Project Description: 

We propose a simulation analytics method to evaluate the health care operations in a more detailed way: with this method, we would be able to predict the transient system performance based on the given system state at a given time. The idea is to identify whether the healthcare system would perform worse than some specified rules in the near future, and if it would what procedures will best get the system out of trouble. Take the ED blocking problem as an example, we predict the probability of blocking in ED for the next few hours, and if the probability is higher than some threshold we will suggest some immediate actions that would decrease the blocking probability under the specified threshold.

Research Project Details
Project Duration: 
10/2017 to 09/2019
Project Significance: 
With the research work, we could develop an online decision tool for healthcare operators. The healthcare operators may have some daily operation objectives that they would like to achieve. Previous operations research studies may have suggested some optimal or good policy based on the aggregated performance measures. Our research aims to predict the system performance from big data generated from simulation, without interrupting the system operations. We could provide conditional transient prediction on system performance real time quickly. Besides, for any given system state, we would be able to detect system risk in advance and suggest best solutions based on our analytics models.
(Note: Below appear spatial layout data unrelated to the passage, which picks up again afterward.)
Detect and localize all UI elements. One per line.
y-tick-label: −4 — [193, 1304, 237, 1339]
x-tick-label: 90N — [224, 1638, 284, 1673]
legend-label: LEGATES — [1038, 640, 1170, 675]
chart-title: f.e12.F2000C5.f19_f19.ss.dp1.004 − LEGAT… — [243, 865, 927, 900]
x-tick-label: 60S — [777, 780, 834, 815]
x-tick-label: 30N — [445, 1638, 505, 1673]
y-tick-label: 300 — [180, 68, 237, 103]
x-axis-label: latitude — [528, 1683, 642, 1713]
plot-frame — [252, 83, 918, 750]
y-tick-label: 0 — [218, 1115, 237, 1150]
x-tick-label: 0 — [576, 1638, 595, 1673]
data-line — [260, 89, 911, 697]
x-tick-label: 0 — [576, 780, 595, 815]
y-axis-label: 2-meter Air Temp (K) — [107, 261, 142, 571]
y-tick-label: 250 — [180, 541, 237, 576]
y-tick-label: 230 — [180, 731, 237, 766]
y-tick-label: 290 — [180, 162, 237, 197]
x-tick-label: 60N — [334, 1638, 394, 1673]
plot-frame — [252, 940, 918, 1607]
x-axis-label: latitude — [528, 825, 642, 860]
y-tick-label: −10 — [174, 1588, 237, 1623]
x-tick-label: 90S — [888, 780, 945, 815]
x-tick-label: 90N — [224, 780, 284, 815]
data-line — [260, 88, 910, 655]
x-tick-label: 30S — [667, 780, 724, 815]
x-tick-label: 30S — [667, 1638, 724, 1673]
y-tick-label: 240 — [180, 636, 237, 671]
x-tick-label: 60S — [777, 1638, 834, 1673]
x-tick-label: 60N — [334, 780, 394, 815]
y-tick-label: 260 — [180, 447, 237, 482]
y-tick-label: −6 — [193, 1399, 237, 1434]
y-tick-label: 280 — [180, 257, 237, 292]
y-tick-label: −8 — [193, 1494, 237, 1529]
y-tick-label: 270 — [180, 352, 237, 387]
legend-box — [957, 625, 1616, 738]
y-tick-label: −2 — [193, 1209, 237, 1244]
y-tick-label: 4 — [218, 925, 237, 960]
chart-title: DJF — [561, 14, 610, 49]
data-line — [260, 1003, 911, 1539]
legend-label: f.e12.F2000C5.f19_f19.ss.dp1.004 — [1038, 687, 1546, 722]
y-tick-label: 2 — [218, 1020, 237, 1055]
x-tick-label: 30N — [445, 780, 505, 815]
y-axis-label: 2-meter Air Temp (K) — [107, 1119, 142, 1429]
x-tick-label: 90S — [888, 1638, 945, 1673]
This simulation analytics method would be able to improve the health care operations in many circumstances, such as reducing ED blocking probability, improving ED to impatient unit transfer efficiency, predicting intensive care unit patient LOS based on current situation, etc. Furthermore, simulation analytics, proposed by Barry Nelson, is a new methodology in the operations research area that explores information generated during simulation for prediction and control. This is a complete new area and this research will provide significant theoretic contribution to the development of concepts, models, and applications of simulation analytics.